ECLI:NL:RVS:2024:545
Raad van State
- Hoger beroep
- Rechtspraak.nl
Hoger beroep tegen beëindiging tijdelijke bescherming vreemdeling op grond van Richtlijn Tijdelijke Bescherming
In deze zaak heeft de Afdeling bestuursrechtspraak van de Raad van State op 12 februari 2024 uitspraak gedaan in het hoger beroep van een vreemdeling tegen een besluit van de staatssecretaris van Justitie en Veiligheid. Het besluit, genomen op 31 augustus 2023, bepaalde dat het recht op bescherming van de vreemdeling op 4 september 2023 zou eindigen, gebaseerd op de Richtlijn Tijdelijke Bescherming (Richtlijn 2001/55/EG) en het daarop gebaseerde Uitvoeringsbesluit (EU) 2022/382 van 4 maart 2022. De rechtbank Den Haag had op 14 december 2023 het beroep van de vreemdeling ongegrond verklaard, waarop de vreemdeling hoger beroep instelde, vertegenwoordigd door mr. F.A. Broersma.
De Raad van State oordeelde dat de tijdelijke bescherming van derdelanders die rechtmatig verblijf hadden in Oekraïne en zich voor 19 juli 2022 in Nederland hadden ingeschreven, niet door de staatssecretaris kon worden beëindigd op de genoemde datum.
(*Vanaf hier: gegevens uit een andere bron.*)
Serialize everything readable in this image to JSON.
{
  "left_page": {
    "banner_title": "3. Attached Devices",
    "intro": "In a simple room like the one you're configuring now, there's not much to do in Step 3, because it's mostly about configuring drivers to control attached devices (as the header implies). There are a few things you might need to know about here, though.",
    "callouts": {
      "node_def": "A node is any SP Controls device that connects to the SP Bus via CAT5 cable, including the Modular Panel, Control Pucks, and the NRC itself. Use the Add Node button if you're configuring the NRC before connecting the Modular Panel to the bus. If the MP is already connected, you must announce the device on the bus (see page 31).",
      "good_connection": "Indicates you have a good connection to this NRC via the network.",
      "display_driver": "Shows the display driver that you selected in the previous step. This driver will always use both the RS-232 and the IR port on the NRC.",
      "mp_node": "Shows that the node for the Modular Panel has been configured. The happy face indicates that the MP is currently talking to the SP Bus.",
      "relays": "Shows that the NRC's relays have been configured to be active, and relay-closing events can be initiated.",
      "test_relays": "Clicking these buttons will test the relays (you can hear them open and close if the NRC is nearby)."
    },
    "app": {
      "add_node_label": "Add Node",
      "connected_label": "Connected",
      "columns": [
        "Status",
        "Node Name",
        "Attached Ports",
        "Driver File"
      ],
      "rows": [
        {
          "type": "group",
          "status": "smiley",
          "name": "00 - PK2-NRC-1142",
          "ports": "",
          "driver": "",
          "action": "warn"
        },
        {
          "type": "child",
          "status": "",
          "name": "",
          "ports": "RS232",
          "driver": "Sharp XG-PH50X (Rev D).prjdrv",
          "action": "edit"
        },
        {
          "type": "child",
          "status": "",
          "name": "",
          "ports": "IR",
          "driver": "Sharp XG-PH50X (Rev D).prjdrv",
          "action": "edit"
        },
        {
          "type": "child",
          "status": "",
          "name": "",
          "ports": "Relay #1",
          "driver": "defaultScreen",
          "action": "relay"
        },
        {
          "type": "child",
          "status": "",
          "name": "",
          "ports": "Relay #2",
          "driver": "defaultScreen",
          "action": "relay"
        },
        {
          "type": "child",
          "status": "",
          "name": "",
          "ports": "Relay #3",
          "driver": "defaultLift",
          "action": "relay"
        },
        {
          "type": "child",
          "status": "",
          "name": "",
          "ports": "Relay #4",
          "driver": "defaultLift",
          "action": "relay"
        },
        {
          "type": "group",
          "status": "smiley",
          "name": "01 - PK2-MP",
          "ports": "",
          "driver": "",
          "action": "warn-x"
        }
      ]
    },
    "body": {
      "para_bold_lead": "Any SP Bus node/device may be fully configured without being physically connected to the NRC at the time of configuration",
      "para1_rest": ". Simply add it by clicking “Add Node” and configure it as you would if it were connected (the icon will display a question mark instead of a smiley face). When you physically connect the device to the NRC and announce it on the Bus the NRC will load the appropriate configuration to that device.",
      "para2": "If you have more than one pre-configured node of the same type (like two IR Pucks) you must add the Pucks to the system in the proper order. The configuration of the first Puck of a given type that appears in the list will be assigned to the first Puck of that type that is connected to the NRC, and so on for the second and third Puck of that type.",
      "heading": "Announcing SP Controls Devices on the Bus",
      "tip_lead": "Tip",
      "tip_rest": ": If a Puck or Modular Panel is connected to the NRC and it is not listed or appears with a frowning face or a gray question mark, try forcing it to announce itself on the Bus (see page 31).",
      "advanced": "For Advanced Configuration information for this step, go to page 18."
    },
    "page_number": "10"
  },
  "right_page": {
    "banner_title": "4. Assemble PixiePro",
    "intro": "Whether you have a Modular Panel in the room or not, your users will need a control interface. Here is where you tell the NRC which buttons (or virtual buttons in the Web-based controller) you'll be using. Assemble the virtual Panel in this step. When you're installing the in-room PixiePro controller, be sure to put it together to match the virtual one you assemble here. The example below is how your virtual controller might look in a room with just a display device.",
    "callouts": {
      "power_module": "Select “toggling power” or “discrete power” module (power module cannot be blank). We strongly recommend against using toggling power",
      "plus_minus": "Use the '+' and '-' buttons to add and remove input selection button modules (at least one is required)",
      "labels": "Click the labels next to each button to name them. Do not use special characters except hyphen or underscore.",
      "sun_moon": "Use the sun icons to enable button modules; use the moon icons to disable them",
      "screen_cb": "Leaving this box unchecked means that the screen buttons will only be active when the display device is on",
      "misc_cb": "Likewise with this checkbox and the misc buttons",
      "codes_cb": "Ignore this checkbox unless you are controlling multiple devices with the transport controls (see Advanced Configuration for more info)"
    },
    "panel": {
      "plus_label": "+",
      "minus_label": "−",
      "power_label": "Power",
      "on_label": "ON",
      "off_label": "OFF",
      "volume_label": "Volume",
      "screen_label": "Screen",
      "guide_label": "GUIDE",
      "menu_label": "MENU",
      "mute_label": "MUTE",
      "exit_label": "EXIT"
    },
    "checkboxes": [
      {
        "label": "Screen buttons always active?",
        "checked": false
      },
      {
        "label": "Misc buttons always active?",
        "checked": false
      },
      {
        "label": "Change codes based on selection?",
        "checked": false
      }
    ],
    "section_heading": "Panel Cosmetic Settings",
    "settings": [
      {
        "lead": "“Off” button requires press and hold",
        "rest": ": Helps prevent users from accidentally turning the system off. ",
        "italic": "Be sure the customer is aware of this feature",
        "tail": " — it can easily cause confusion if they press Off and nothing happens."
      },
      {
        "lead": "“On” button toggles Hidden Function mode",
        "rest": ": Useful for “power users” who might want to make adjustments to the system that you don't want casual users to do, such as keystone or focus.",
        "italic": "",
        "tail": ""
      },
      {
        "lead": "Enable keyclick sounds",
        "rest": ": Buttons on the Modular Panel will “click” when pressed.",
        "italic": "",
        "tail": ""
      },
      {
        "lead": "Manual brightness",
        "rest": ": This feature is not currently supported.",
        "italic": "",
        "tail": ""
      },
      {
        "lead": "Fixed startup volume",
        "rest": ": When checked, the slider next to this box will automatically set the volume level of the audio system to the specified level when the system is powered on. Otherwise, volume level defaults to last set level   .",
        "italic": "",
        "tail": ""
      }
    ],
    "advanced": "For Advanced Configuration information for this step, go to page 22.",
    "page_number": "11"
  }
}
De Afdeling stelde vast dat de tijdelijke bescherming van rechtswege eindigt op 4 maart 2024, en dat het aan de staatssecretaris is om te bepalen hoe hij dit aan de vreemdeling meedeelt. De uitspraak van de rechtbank werd vernietigd, het beroep werd gegrond verklaard en het besluit van 31 augustus 2023 werd vernietigd. Tevens werd de staatssecretaris veroordeeld tot vergoeding van de proceskosten van de vreemdeling, tot een bedrag van € 2.625,00, geheel toe te rekenen aan beroepsmatige rechtsbijstand.
Deze uitspraak benadrukt de bescherming die de Richtlijn Tijdelijke Bescherming biedt aan vreemdelingen en de verantwoordelijkheden van de staatssecretaris in het kader van deze richtlijn. De uitspraak is van belang voor de rechtspositie van vreemdelingen die onder deze richtlijn vallen en voor de toepassing van het bestuursrecht in vergelijkbare zaken.